La gara, tuttavia, non è iniziata sotto i migliori auspici.
Dopo un primo tempo complicato e senza reti, la svolta è arrivata nella ripresa, grazie all'impatto determinante delle giocatrici subentrate dalla panchina. Protagoniste assolute sono state Ventriglia, autrice di una doppietta fondamentale che le è valsa il premio di migliore in campo assegnato dalla FIFA, e Karen Appiah, che ha siglato il definitivo 3-0 con il suo primo gol in maglia azzurra, coronando una prestazione corale di grande carattere e determinazione.
L'impatto decisivo della panchina
Il contributo delle subentrate è stato l'elemento tecnico più evidente della partita e ha dimostrato la profondità del gruppo a disposizione del selezionatore. Il tecnico Nicola Matteucci ha sottolineato questo aspetto cruciale: "Risultato frutto di tre reti delle subentrate?
Il fatto di poter contare su tutte le calciatrici è un grande merito delle ragazze". Matteucci ha espresso la sua enorme soddisfazione per il percorso intrapreso, ribadendo la volontà della squadra di "mettere sempre in campo tutto il nostro potenziale" e di "continuare a dimostrare che ci siamo, che desideriamo andare avanti nella competizione".
Per Ventriglia, la giornata ha avuto un significato duplice, tra la gioia personale per la prestazione e quella collettiva per il risultato. L'attaccante ha condiviso la sua emozione con queste parole: "Sono felicissima. Esordire in questo modo è bellissimo… Ma sono contenta non solo per l'aspetto personale, per la doppietta, ma soprattutto per il risultato della squadra".
Le sue dichiarazioni riflettono perfettamente il senso di una serata in cui il successo individuale si è fuso con il raggiungimento di una qualificazione storica per l'intera squadra italiana.

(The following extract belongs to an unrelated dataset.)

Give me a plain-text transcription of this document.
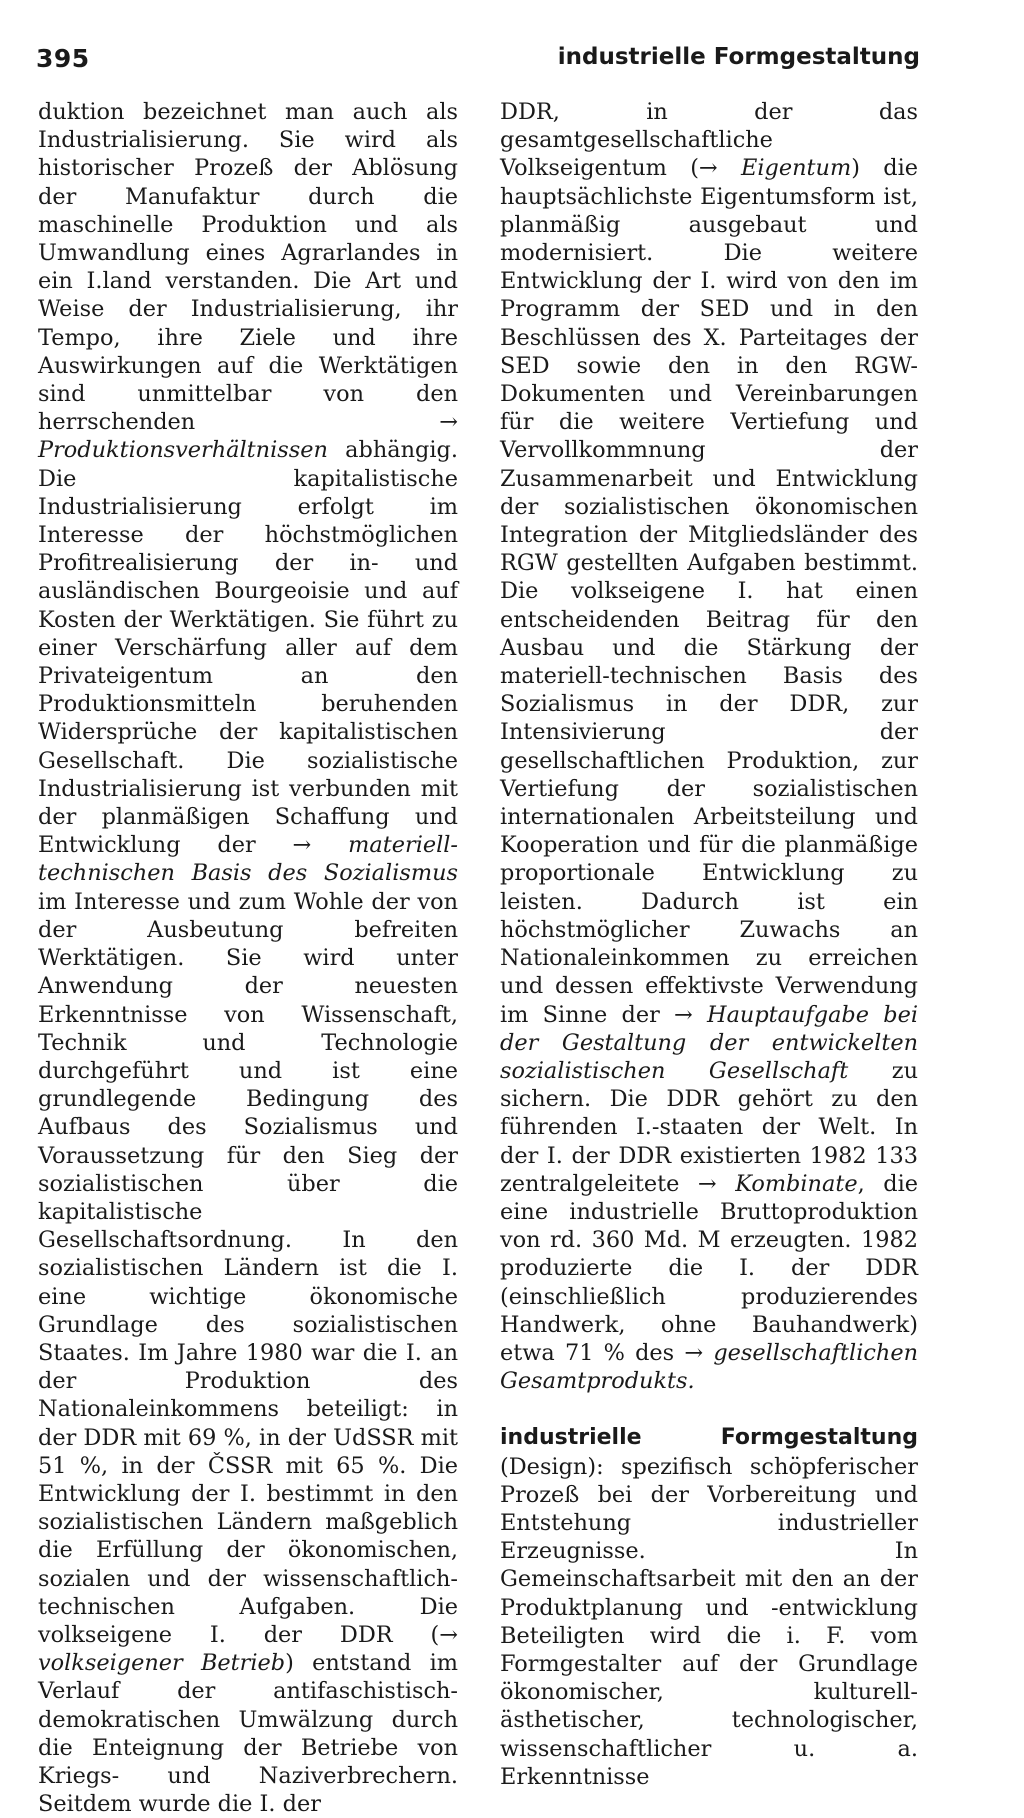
395	industrielle Formgestaltung

duktion bezeichnet man auch als Industrialisierung. Sie wird als historischer Prozeß der Ablösung der Manufaktur durch die maschinelle Produktion und als Umwandlung eines Agrarlandes in ein I.land verstanden. Die Art und Weise der Industrialisierung, ihr Tempo, ihre Ziele und ihre Auswirkungen auf die Werktätigen sind unmittelbar von den herrschenden → Produktionsverhältnissen abhängig. Die kapitalistische Industrialisierung erfolgt im Interesse der höchstmöglichen Profitrealisierung der in- und ausländischen Bourgeoisie und auf Kosten der Werktätigen. Sie führt zu einer Verschärfung aller auf dem Privateigentum an den Produktionsmitteln beruhenden Widersprüche der kapitalistischen Gesellschaft. Die sozialistische Industrialisierung ist verbunden mit der planmäßigen Schaffung und Entwicklung der → materiell-technischen Basis des Sozialismus im Interesse und zum Wohle der von der Ausbeutung befreiten Werktätigen. Sie wird unter Anwendung der neuesten Erkenntnisse von Wissenschaft, Technik und Technologie durchgeführt und ist eine grundlegende Bedingung des Aufbaus des Sozialismus und Voraussetzung für den Sieg der sozialistischen über die kapitalistische Gesellschaftsordnung. In den sozialistischen Ländern ist die I. eine wichtige ökonomische Grundlage des sozialistischen Staates. Im Jahre 1980 war die I. an der Produktion des Nationaleinkommens beteiligt: in der DDR mit 69 %, in der UdSSR mit 51 %, in der ČSSR mit 65 %. Die Entwicklung der I. bestimmt in den sozialistischen Ländern maßgeblich die Erfüllung der ökonomischen, sozialen und der wissenschaftlich-technischen Aufgaben. Die volkseigene I. der DDR (→ volkseigener Betrieb) entstand im Verlauf der antifaschistisch-demokratischen Umwälzung durch die Enteignung der Betriebe von Kriegs- und Naziverbrechern. Seitdem wurde die I. der

DDR, in der das gesamtgesellschaftliche Volkseigentum (→ Eigentum) die hauptsächlichste Eigentumsform ist, planmäßig ausgebaut und modernisiert. Die weitere Entwicklung der I. wird von den im Programm der SED und in den Beschlüssen des X. Parteitages der SED sowie den in den RGW-Dokumenten und Vereinbarungen für die weitere Vertiefung und Vervollkommnung der Zusammenarbeit und Entwicklung der sozialistischen ökonomischen Integration der Mitgliedsländer des RGW gestellten Aufgaben bestimmt. Die volkseigene I. hat einen entscheidenden Beitrag für den Ausbau und die Stärkung der materiell-technischen Basis des Sozialismus in der DDR, zur Intensivierung der gesellschaftlichen Produktion, zur Vertiefung der sozialistischen internationalen Arbeitsteilung und Kooperation und für die planmäßige proportionale Entwicklung zu leisten. Dadurch ist ein höchstmöglicher Zuwachs an Nationaleinkommen zu erreichen und dessen effektivste Verwendung im Sinne der → Hauptaufgabe bei der Gestaltung der entwickelten sozialistischen Gesellschaft zu sichern. Die DDR gehört zu den führenden I.-staaten der Welt. In der I. der DDR existierten 1982 133 zentralgeleitete → Kombinate, die eine industrielle Bruttoproduktion von rd. 360 Md. M erzeugten. 1982 produzierte die I. der DDR (einschließlich produzierendes Handwerk, ohne Bauhandwerk) etwa 71 % des → gesellschaftlichen Gesamtprodukts.

industrielle Formgestaltung (Design): spezifisch schöpferischer Prozeß bei der Vorbereitung und Entstehung industrieller Erzeugnisse. In Gemeinschaftsarbeit mit den an der Produktplanung und -entwicklung Beteiligten wird die i. F. vom Formgestalter auf der Grundlage ökonomischer, kulturell-ästhetischer, technologischer, wissenschaftlicher u. a. Erkenntnisse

Il primo gol di Appiah e il sogno realizzato
Anche Karen Appiah ha legato il suo primo gol in azzurro a un profondo significato personale e a un lungo percorso. Dopo aver segnato la rete del 3-0, ha dichiarato: "A chi vorrei dedicare questa mia prima rete in azzurro? Alla me di qualche anno fa, che sperava di vestire un giorno questa maglia e di vivere questo scenario. Tutto il percorso per arr".